As the old Faberge Organics shampoo (with wheat germ oil and honey) commercial used to say, "If you tell two friends, then they'll tell two friends, and so on and so on and so on." The same goes for the markets. It's the ultimate expression of keeping up withe the Joneses. Everyone covets everyone else's profit-making assets
Trends exist because investor B wants in on the action of investor A. But why?
My reasoning is that trends exist because information flows around the market imperfectly. Some people get it sooner and others later. Some people act aggressively and some not at all. Eventually, everyone assimilates the information but guess what, the market is already way up by then. But that's another topic.
If not for this fact, stocks would only trade the bid-ask spread until the next news or earnings report. They would then jump or fall, in one fell swoop, to the next price level where they would trade around the new bid-ask. It is the imperfect flow of information, either lagging or leading when someone figures out the news before it is releases, that allows smooth trending.
Nowhere but in the financial and commodity markets do people want to buy more as the price goes higher. My economics 1a professor, Barney "guns and butter" Schwalberg would not approve. Yet, in the markets, the more people that want it, the higher the demand and higher the price, and (drum roll) the more other people want it.
Talk about FOMO!
With that said, there is still a bit of sanity left here. If prices rise too fast - and that is clearly subjective - then some people wake up and realize they should probably cash some of this windfall in. Supply increases and sure enough price action heads a bit lower.
This could happen a few times and the market establishes a sustainable trend with a velocity that makes sense for that market at that particular time in history.
Right now, Bitcoin merits an insanely steep trend. It's new and, as far as a concept can be, really shiny. Maybe next year, when $30 million simply vanishes as it did just this month in competing crypto-currency ethereum, we'll see the market's invisible hand show itself.

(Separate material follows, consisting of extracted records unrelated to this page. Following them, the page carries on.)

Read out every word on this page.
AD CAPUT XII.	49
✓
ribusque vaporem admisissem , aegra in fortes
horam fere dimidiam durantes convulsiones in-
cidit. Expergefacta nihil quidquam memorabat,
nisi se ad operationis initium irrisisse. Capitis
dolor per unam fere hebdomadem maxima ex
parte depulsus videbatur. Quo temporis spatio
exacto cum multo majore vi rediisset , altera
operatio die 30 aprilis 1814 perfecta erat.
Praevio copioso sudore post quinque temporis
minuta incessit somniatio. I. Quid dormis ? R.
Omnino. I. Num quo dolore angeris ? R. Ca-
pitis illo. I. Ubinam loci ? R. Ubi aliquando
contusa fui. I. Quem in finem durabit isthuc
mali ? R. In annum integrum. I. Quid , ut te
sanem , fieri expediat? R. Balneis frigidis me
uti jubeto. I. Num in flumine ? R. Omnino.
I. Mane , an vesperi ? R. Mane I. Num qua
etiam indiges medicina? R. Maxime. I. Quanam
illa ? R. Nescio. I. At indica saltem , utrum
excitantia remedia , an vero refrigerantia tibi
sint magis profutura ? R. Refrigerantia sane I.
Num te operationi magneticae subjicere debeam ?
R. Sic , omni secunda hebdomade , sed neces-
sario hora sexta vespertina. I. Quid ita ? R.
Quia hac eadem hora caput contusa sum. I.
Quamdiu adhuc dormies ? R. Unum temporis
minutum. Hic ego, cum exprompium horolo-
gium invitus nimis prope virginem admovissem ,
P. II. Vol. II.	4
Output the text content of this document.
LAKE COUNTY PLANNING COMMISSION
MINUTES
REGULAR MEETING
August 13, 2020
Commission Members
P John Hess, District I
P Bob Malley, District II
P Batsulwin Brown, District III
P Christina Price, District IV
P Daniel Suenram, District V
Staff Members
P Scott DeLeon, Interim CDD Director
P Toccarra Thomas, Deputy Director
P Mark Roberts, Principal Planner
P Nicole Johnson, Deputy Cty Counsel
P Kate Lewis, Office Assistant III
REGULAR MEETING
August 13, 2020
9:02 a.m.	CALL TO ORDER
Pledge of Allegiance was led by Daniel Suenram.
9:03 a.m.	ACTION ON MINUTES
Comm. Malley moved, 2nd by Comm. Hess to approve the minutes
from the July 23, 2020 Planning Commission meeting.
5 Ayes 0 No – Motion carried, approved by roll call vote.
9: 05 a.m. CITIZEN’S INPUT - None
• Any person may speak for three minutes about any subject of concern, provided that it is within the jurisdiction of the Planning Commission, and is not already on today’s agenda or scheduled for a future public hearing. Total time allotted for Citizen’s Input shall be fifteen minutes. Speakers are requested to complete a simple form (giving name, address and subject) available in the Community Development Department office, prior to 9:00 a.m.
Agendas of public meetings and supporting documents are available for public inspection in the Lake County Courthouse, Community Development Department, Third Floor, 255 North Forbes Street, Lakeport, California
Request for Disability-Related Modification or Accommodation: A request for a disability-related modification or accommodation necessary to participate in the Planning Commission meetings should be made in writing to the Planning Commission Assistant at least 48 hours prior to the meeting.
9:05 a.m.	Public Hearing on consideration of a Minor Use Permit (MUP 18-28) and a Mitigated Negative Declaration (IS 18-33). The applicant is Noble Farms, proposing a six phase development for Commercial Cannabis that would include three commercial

Here is the headline "A coding error led to $30 million in ethereum being stolen." That is absolutely frightening, but I digress, as I always do.The real question for most markets most of the time is what do you do with trends. The answer is, "ride them."
The next question is how you tell when they end. The answer is, "the market will tell you."
Huh? So they will ring a bell at the top? or the bottom?
Well, not exactly. It is durn near impossible (yeah, I speak hillbilly) to know when the peak or bottom in any market is happening as it happens. Chances are you will have to give up a bit before the signal becomes somewhat clear. But that's the whole point of stops. They let you ride the trend until it changes.
Now, you may have other constraints such as scaling out of a position after X% and Y% moves. Or maybe you see better opportunities in other markets in trends that are not quite so old. Or your funnymentals change. Whatever your reason, you decide to get out. But that does not mean the trend is over. Only the market knows that.
The old saw, "the trend is your friend" is absolutely, positively true. However, you cannot forget about the second part of that, "until the end." How may people go broke NOT realizing the trend changed and they continue to BFTD? Can you say Internet bust?
Bonus thought: We usually like to lambast the little guy for being in the wrong place at the wrong time. It is the crux of COT (commitments of traders) analysis saying that when the little speculator gets massively long the bullish trend is about to end.
The thing is that the little guy is right during the meat of the trend. Elliott Wavers cleverly call that "wave 3." They may be slow at the start of the trend and overly enthused at the end but the middle of the trend needs the masses to really get going with size and power.
So, you still have to know a little bit about the trend you are in. Identifying that is more than half the battle when you make your buy, sell or hold decisions. Everything else is gravy.